FUBAR review: Arnie makes his TV debut in an action-comedy that feels like a True Lies rip-off

Fubar — 3/5

Monica Barbaro as Emma, Jay Baruchel as her husband Carter and Arnold Schwarzenegger as Luke in action comedy FUBAR. Photo: Netflix

Arnold Schwarzenegger as Luke Brunner, an ace CIA agent. Photo: Netflix

thumbnail: Monica Barbaro as Emma, Jay Baruchel as her husband Carter and Arnold Schwarzenegger as Luke in action comedy FUBAR. Photo: Netflix
thumbnail: Arnold Schwarzenegger as Luke Brunner, an ace CIA agent. Photo: Netflix
Pat Stacey

After True Lies became the third highest-grossing film of 1994, behind The Lion King and Forrest Gump, a sequel was inevitable.

Arnold Schwarzenegger and Jamie Lee Curtis were eager to do it, as was writer-director James Cameron. Following a long delay, due mainly to the time it took Cameron to complete Titanic and the ongoing process of finding a satisfactory script, the sequel was finally confirmed in March 2011, with filming to start the following year.

But then the September 11 attacks happened and films involving terrorists were immediately off the table. Despite intermittent talk of a sequel over the next few years, it gradually became obvious it would never be made.

Instead, what we eventually got was this year’s unwanted True Lies TV series, an awful, bloodless reboot made by CBS and shown over here on Disney+. It was axed last week, having failed to find an audience.

Arnold Schwarzenegger clearly hasn’t got True Lies completely out of his system yet, though, because he’s chosen to make his television series debut in the action-comedy FUBAR (Netflix, all eight episodes currently available). Depending on which version of US Army slang you prefer, the title stands for either “F****d Up Beyond All Repair” or “Fouled Up Beyond All Recognition”.

So close are the similarities to True Lies, the series can be regarded kindly as a sort of spiritual successor — or less kindly as a bit of a rip-off.

Arnie plays Luke Brunner, an ace CIA agent who’s reached retirement age, 65, and completes one last mission to Antwerp to crush a diamond-smuggling ring.

Luke has been hiding his 40-year career as a spy from his ex-wife Tally (Fabiana Udenio), who he still loves 15 years after their divorce, and his daughter Emma (Monica Barbaro), who he idolises.

Arnold Schwarzenegger as Luke Brunner, an ace CIA agent. Photo: Netflix

As far as they’re concerned, Luke is a decent, hardworking man and a good provider who let his marriage slide by spending too much time away on business.

Frankly, the only thing more implausible than a CIA agent still working in the field at 65 is one played by a star who’s actually 75.

God bless Arnie. We love him. He’s always been fun to watch and in recent years he’s shown himself to be a voice of reason and sanity on gun control.

Yet with the best will in the world, all the hair dye and all the nips and tucks Hollywood money can buy, this can’t hide the fact that the man looks his age.

Ah, I hear you say, but what about Harrison Ford? He’s 80 and he’s playing Indiana Jones again? The difference is that Arnie, even when he was in his physical prime, was never the most mobile or agile of action stars. Who can forget his hilariously flat-footed Tango in True Lies?

He’s a lot chunkier around the middle these days, which necessitates lots of tightly framed shots when he’s cracking bad guys’ heads. He can still throw a punch as convincingly as someone half his age, but it’s painfully obvious from the first episode of FUBAR that he’s basically fronting for a succession of stuntmen, who do all the heavy lifting.

FUBAR’s twist is that Luke is not the only spy in the family. When he’s pulled out of retirement and sent to Guyana to get hold of a WMD in a suitcase and extricate a fellow agent whose cover is about to be blown, he’s gobsmacked to discover the operative in need of rescuing is none other than Emma.

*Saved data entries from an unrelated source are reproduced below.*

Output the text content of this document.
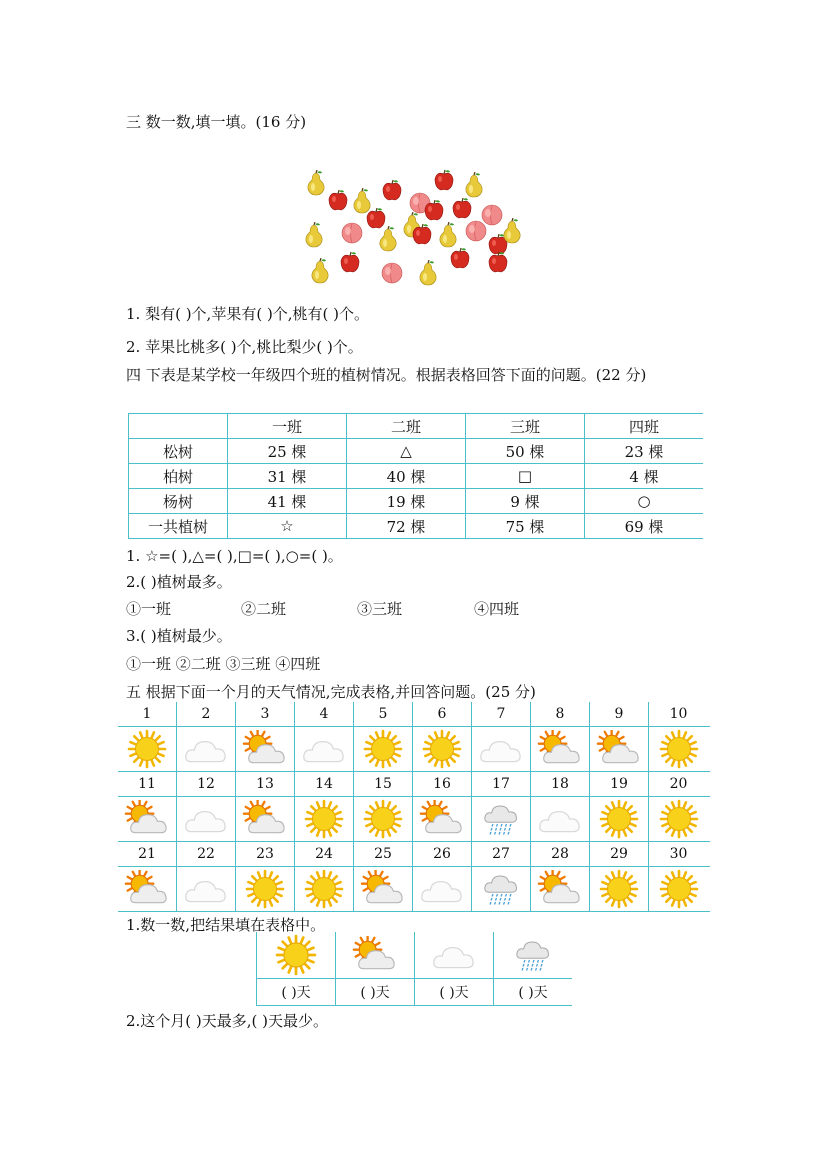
三 数一数,填一填。(16 分)
1. 梨有( )个,苹果有( )个,桃有( )个。
2. 苹果比桃多( )个,桃比梨少( )个。
四 下表是某学校一年级四个班的植树情况。根据表格回答下面的问题。(22 分)
	一班	二班	三班	四班
松树	25 棵	△	50 棵	23 棵
柏树	31 棵	40 棵	□	4 棵
杨树	41 棵	19 棵	9 棵	○
一共植树	☆	72 棵	75 棵	69 棵
1. ☆=( ),△=( ),□=( ),○=( )。
2.( )植树最多。
①一班	②二班	③三班	④四班
3.( )植树最少。
①一班 ②二班 ③三班 ④四班
五 根据下面一个月的天气情况,完成表格,并回答问题。(25 分)
1	2	3	4	5	6	7	8	9	10
11	12	13	14	15	16	17	18	19	20
21	22	23	24	25	26	27	28	29	30
1.数一数,把结果填在表格中。
( )天	( )天	( )天	( )天
2.这个月( )天最多,( )天最少。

She’s equally gobsmacked by the sight of her father posing as a mercenary called Finn, who was apparently a mentor to Boro (Gabriel Luna), the bad guy whose outfit she’s infiltrated.

The opening episode spends a lot of time on the two of them bickering about how they both feel betrayed by the other, while teaming up to nonchalantly wipe out various heavies.

As far back as Arnie’s early hit Commando in 1985, it was obvious to all but the most sniffy, stuck-up film critics that he had a deft way with throwaway one-liners. But the writers here don’t give him strong enough material to work with.

The mix of comedy and action is lumpy, the script not as sharp or funny as it could be, and it often gets bogged down in too much background exposition.

That said, I’d rather have Arnie doing a substandard cover version of one of his own greatest hits than someone else screwing it up, so an extra star for that alone.